Tahap 2. Pentingnya Rekonsiliasi dalam Dialog
·        Tujuan utama dialog adalah membangun rasa saling percaya antara aktor yang berkonflik agar mau membicarakan solusi konflik yang dapat disepakati bersama.
·        Salah satu unsur utama untuk membangun rasa saling percaya tersebut adalah melalui rekonsiliasi.
·        Rekonsiliasi mensyaratkan adanya pemahaman bersama antara pihak yang berkonflik bahwa mereka adalah ‘korban’ dari konflik dengan kekerasan yang terjadi.
·        Oleh karena itu, upaya menyelesaikan konflik dengan jalan kekerasan hanya akan menambah korban dimasing-masing pihak tanpa ada solusi yang konstruktif untuk masa depan Papua.
Tahap 3. Membangun Pemahaman bahwa Dialog bersifat keberlanjutan (kontinuitas)
·        Dialog bukanlah cara cepat (instant) untuk menyelesaikan konflik. Akan tetapi, dialog adalah cara mengelola konflik yang lebih bermartabat ketimbang menggunakan kekerasan yang hanya akan menimbulkan kerugian pada masing-masing pihak.
·        Model cara berpikir (mindset) seperti ini harus mendominasi setiap aktor dalam dialog agar tidak kembali lagi menggunakan kekerasan ketika terjadi deadlock dalam negosiasi. Diharapkan ketika terjadi deadlock dalam negosiasi, maka setiap aktor harus menahan diri dan mengagendakan kembali dialog dengan pikiran yang lebih jernih.

Kunci Keberhasilan Resolusi Konflik di Papua
·        Resolusi konflik di Papua bukan hanya milik pemerintah Pusat dan Rakyat Papua semata, akan tetapi tanggung jawab seluruh rakyat Indonesia. Disini, pentingnya memperkuat kesadaran dari seluruh rakyat Indonesia bahwa identitas ‘Ke-Indonesia-an’ di Papua telah tersandera oleh aksi kekerasan dalam konflik. Oleh karenanya, upaya perdamaian non-kekerasan untuk konflik di Papua harus mendapatkan dukungan penuh dari seluruh rakyat Indonesia.
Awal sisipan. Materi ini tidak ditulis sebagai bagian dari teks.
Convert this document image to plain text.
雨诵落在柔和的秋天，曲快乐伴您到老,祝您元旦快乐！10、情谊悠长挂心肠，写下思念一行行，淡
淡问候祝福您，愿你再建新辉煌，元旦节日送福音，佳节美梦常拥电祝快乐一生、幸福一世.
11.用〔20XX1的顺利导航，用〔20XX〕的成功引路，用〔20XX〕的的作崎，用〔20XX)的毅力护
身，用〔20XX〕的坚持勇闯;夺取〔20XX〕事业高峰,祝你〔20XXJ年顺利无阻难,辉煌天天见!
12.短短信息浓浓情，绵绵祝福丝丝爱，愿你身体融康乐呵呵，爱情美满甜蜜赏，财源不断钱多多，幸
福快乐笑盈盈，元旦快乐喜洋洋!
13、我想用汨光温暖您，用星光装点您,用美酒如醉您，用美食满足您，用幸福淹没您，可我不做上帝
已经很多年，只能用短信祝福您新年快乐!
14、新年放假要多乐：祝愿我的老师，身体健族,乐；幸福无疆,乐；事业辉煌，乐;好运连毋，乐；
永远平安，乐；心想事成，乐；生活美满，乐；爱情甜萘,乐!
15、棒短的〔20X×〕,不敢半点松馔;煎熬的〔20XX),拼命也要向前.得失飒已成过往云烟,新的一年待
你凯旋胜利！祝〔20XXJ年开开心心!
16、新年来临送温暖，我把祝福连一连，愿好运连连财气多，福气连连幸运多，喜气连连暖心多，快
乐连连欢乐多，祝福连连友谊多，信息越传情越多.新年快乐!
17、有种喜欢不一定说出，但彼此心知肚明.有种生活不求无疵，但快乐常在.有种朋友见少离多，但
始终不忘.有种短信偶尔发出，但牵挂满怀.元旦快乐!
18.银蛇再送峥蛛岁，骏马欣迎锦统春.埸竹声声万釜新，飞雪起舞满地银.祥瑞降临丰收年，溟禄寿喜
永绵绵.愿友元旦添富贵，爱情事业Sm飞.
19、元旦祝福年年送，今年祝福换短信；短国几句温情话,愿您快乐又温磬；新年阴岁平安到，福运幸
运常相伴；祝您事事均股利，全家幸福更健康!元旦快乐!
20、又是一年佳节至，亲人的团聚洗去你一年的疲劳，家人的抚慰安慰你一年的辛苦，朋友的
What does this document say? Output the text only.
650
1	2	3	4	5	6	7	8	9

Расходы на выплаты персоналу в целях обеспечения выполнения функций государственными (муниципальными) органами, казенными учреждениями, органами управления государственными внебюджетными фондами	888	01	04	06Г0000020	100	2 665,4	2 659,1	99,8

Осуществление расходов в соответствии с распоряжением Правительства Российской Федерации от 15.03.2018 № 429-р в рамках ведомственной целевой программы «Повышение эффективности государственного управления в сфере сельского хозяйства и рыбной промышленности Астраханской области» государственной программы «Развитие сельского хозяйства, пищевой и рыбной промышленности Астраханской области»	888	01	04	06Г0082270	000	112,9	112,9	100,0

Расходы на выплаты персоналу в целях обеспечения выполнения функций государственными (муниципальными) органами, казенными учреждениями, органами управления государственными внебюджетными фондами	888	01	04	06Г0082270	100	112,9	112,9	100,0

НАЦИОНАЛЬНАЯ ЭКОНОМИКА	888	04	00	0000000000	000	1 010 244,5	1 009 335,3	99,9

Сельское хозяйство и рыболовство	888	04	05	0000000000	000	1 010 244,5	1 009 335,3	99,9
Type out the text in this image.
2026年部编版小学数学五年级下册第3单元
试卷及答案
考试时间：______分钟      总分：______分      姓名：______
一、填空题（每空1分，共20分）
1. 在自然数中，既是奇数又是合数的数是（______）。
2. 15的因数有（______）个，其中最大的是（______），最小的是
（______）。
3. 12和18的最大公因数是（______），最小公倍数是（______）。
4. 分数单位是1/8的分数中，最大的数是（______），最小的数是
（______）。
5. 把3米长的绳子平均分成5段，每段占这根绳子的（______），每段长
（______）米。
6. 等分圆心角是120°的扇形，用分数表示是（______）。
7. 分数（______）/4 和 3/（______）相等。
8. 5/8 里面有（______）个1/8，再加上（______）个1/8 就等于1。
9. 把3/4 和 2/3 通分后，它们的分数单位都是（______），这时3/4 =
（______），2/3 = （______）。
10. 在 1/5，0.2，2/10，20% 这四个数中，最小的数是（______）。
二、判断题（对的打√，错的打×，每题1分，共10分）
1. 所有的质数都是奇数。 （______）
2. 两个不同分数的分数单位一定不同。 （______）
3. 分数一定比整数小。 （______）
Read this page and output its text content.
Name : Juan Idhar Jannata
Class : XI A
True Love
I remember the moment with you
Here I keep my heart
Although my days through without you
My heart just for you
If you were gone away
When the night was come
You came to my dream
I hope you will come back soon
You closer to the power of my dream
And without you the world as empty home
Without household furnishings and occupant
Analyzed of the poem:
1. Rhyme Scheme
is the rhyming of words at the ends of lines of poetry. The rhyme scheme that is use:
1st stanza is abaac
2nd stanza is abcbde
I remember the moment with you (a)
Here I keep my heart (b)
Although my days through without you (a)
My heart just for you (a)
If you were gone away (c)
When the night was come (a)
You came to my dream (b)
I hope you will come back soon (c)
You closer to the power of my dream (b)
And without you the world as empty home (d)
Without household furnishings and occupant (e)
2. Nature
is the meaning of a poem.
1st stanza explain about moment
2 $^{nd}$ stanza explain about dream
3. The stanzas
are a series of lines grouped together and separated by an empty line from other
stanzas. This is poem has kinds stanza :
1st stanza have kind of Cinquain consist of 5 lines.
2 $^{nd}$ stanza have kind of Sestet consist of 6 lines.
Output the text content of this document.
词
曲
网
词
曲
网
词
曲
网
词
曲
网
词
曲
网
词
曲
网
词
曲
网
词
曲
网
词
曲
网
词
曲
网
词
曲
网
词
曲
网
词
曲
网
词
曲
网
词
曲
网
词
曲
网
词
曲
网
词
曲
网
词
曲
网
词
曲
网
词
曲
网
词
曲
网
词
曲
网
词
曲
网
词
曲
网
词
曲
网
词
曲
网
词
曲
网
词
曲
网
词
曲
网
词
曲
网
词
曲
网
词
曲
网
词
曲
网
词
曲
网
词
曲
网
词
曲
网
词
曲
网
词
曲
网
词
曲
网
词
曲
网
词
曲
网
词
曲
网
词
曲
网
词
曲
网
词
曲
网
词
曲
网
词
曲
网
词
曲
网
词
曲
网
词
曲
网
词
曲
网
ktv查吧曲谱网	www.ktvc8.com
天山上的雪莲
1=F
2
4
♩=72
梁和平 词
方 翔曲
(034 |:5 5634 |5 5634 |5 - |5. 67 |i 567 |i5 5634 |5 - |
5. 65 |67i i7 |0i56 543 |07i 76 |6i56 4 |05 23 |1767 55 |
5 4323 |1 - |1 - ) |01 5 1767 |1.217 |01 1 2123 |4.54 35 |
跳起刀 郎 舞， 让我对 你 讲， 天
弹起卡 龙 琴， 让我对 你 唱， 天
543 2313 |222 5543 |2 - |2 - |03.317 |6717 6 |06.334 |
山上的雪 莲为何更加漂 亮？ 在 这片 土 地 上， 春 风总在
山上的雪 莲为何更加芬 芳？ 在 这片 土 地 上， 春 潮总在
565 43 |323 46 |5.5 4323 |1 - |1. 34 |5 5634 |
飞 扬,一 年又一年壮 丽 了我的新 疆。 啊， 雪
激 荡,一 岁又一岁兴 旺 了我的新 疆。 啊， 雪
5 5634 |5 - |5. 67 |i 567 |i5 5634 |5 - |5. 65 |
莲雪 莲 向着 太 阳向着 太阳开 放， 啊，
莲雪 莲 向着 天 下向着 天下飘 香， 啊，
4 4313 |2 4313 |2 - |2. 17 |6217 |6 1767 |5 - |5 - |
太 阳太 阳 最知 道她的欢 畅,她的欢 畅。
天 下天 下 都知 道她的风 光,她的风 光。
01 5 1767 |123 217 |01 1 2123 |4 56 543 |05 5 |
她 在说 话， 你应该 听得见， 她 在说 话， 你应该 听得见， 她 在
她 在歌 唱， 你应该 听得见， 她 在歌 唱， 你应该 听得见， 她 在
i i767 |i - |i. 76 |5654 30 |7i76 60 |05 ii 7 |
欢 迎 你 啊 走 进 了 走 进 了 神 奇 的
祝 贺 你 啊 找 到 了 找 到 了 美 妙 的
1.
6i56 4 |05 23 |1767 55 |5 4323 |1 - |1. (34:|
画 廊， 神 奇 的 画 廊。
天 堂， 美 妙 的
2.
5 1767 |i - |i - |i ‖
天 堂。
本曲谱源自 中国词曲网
·        Sebagai sebuah negara yang demokratis, maka cara-cara penyelesaian konflik lewat kekerasan di Indonesia sudah sepatutnya tidak menjadi prioritas. Sebaliknya, penyelesaian konflik harus menempatkan cara-cara damai khususnya melalui dialog. Baik itu pemerintah maupun kelompok-kelompok yang terlibat dalam konflik di Papua harus menghentikan semua aksi kekerasan dengan alasan apapun.

Catatan Penutup
·        Penyelesaian konflik di Papua adalah salah satu ujian besar bagi Bangsa Indonesia untuk mampu menyelesaikan konflik secara bermartabat. Dalam konteks ini, setidaknya Indonesia telah memiliki pengalaman dalam menyelesaikan konflik di Aceh secara damai.
·        Bertumpu hanya pada pemerintah semata tidak akan menjamin bahwa masalah Papua dapat diselesaikan secara damai. Akan tetapi, yang lebih penting lagi adalah memperkuat solidaritas dan soliditas seluruh elemen Bangsa Indonesia untuk mendukung dan terlibat secara nyata (konkret) dalam upaya resolusi konflik yang bermartabat untuk saudara-saudara kita di Papua.